Women, like men, should have the option to live alone if they wish, without men, with one man, with many men, or with other women, and still feel like fulfilled people. They should know that having a child is a fine experience, but not the only fine experience a woman can have, nor necessarily the best.

All of these things can only come about for women, along with economic liberation, if we have a social and a political revolution in this country involving a change in the nature of work both for men and for women.

AT RADCLIFFE the exploitation of women is less obvious but just as deep as in other areas of American Society. At the outset, the "ideal" of Harvard elitism, borrowed heavily from the English universities, is basically one of male intellectual clubbiness-thus some common rooms are still closed to female tutors, and there are ridiculously few women on the faculty.

Fortunately, fewer and fewer Harvard men are drawn to this particular notion. Radcliffe women are not obviously passive in this community-in deed, we are often incredibly active, even while "waiting" for the right man to come along.

But we are active in precisely those safe areas which have been already laid out by men and male attitudes. Like blacks, we must behave like the dominant group in order to be accepted by them, and at the same time cater to their assumptions of our inherent weakness and inferiority (this extends to the sub-societies of radical political movements, and the editorial board of the Harvard CRIMSON).

Radcliffe women may no longer join ladies clubs to fill their time (though some may be active in their local PTA) but our attitude towards men and our own lives may not be significantly different than those of women who do.

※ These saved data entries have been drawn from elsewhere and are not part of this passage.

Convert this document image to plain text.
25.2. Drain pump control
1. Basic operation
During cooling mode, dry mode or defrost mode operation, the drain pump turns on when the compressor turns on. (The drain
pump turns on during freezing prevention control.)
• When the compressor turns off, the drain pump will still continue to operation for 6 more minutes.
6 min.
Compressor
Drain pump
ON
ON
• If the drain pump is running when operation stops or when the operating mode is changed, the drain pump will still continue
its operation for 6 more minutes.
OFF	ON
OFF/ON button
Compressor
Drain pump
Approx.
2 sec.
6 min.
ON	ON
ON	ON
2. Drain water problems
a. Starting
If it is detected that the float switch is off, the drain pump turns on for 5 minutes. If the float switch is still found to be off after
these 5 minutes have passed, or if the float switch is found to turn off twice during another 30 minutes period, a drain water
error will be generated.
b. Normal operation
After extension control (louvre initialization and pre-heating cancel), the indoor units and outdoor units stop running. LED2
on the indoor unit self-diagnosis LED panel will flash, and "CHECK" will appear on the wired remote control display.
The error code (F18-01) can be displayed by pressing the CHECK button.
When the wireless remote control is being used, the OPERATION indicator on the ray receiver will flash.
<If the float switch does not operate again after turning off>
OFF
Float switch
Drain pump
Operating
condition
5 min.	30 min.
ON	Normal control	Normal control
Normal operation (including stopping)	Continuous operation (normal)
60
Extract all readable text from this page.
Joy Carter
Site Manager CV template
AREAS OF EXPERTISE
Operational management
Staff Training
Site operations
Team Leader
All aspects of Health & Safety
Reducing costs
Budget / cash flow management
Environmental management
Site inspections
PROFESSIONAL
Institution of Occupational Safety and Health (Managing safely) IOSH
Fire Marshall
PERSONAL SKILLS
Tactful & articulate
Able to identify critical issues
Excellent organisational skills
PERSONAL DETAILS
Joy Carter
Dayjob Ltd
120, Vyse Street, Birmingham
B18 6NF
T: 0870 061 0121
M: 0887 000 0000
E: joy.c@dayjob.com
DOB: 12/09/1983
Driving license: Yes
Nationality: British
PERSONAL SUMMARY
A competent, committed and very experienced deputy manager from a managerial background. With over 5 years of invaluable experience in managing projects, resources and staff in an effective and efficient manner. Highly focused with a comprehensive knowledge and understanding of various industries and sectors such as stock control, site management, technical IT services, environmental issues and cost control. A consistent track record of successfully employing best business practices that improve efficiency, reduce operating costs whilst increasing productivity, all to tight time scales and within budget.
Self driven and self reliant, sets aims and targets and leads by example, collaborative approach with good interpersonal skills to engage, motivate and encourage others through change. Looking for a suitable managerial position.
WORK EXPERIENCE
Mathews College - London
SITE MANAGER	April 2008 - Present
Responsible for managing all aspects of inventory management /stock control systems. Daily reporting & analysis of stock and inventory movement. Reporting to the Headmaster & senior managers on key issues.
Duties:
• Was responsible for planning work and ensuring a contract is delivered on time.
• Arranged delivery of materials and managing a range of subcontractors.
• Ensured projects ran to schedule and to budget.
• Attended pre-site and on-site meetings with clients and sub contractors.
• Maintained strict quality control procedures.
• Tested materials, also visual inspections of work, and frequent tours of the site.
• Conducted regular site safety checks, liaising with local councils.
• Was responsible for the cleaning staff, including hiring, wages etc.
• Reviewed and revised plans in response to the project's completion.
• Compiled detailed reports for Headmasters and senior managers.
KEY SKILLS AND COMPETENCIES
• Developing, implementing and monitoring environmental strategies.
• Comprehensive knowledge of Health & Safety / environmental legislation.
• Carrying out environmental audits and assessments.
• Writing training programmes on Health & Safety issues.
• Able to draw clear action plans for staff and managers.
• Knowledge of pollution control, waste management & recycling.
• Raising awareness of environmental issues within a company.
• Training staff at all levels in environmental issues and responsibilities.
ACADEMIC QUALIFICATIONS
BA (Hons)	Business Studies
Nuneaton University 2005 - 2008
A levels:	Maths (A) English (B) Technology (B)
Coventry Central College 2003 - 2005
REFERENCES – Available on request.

Finally, in the mind of one who actually believed it, the happy-matron-career woman notion promoted by Radcliffe is a dreadful illusion, and one which if taken seriously can keep us not only from developing our own possibilities, but from relating to other women. The contempt and mistrust women have for each other, even when they are "friends," is the counterpart of the excessive awe we feel towards men, and part of what makes us sense that we would be utterly desolate without a man in our lives.